Trade unions and human rights activists are also targeting Pinault-Printemps-R edoute SA, the French retail conglomerate that owns Gucci and a string of other luxury high street brands. The campaigners allege that Pinault's La Redoute sourced some of its products from Myanmar, formerly Burma, a country with a record of using forced labor.

"We made the decision not to import goods from Burma" and "we don't run sweatshops," counters Thomas Kamm, a Pinault spokesman.

Once problems are identified, most campaigners and companies agree that it is better to work with suppliers than desert them.

Adidas has canceled contracts in a few cases in China after discovering factories that employed children and using forced prison labor. But aside from such outright violations, the company presses management to make improvements. Otherwise, it fears workers will suffer the most, losing their only source of income.

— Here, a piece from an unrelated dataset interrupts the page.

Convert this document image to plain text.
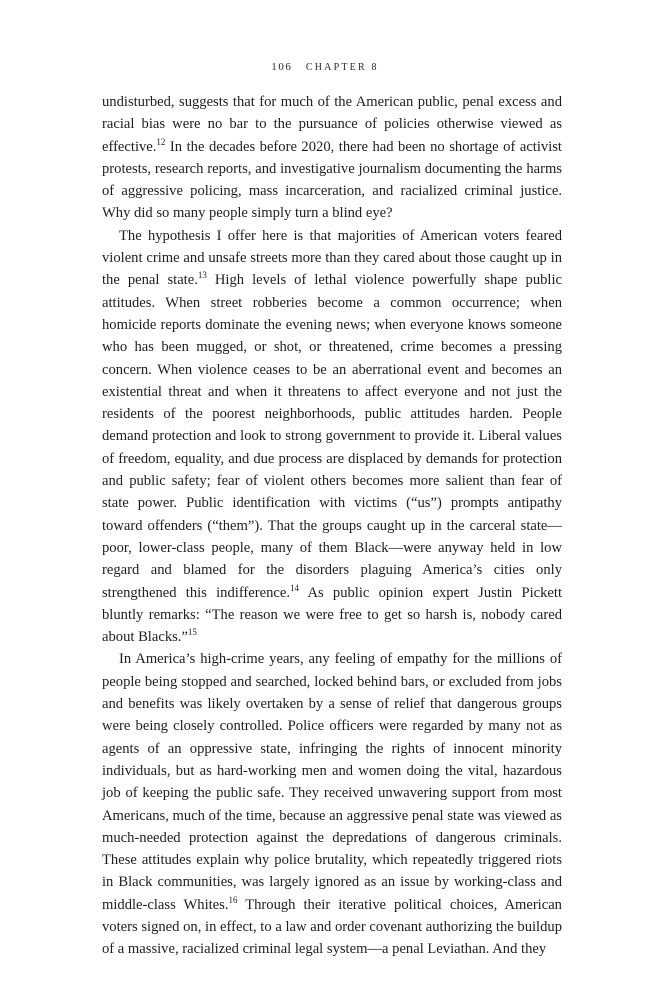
106 CHAPTER 8

undisturbed, suggests that for much of the American public, penal excess and racial bias were no bar to the pursuance of policies otherwise viewed as effective.$^{12}$ In the decades before 2020, there had been no shortage of activist protests, research reports, and investigative journalism documenting the harms of aggressive policing, mass incarceration, and racialized criminal justice. Why did so many people simply turn a blind eye?

The hypothesis I offer here is that majorities of American voters feared violent crime and unsafe streets more than they cared about those caught up in the penal state.$^{13}$ High levels of lethal violence powerfully shape public attitudes. When street robberies become a common occurrence; when homicide reports dominate the evening news; when everyone knows someone who has been mugged, or shot, or threatened, crime becomes a pressing concern. When violence ceases to be an aberrational event and becomes an existential threat and when it threatens to affect everyone and not just the residents of the poorest neighborhoods, public attitudes harden. People demand protection and look to strong government to provide it. Liberal values of freedom, equality, and due process are displaced by demands for protection and public safety; fear of violent others becomes more salient than fear of state power. Public identification with victims (“us”) prompts antipathy toward offenders (“them”). That the groups caught up in the carceral state—poor, lower-class people, many of them Black—were anyway held in low regard and blamed for the disorders plaguing America’s cities only strengthened this indifference.$^{14}$ As public opinion expert Justin Pickett bluntly remarks: “The reason we were free to get so harsh is, nobody cared about Blacks.”$^{15}$

In America’s high-crime years, any feeling of empathy for the millions of people being stopped and searched, locked behind bars, or excluded from jobs and benefits was likely overtaken by a sense of relief that dangerous groups were being closely controlled. Police officers were regarded by many not as agents of an oppressive state, infringing the rights of innocent minority individuals, but as hard-working men and women doing the vital, hazardous job of keeping the public safe. They received unwavering support from most Americans, much of the time, because an aggressive penal state was viewed as much-needed protection against the depredations of dangerous criminals. These attitudes explain why police brutality, which repeatedly triggered riots in Black communities, was largely ignored as an issue by working-class and middle-class Whites.$^{16}$ Through their iterative political choices, American voters signed on, in effect, to a law and order covenant authorizing the buildup of a massive, racialized criminal legal system—a penal Leviathan. And they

"Only if there's no cooperation will we terminate contracts," says William Andersen, Adidas's Director of Social and Environmental Affairs for Asia.

Dealing with subcontractors in the developing world requires coalition building. When the Hong Kong Christian Industrial Committee complained about conditions for workers making footballs at a factory in mainland China, Adidas started pressuring the factory's management to increase pay, reduce working hours and improve safety.

But Adidas's leverage is limited. It accounts for only 10 percent of annual production. So it has asked other major buyers to make similar demands. Negotiations on the issue continue.

Simple economics will always continue to push multinationals to search out low cost production centers. Developing countries are desperate for their investment. But since consumers insist on safeguards, expect much more sweating in coming years over Third World sweatshops.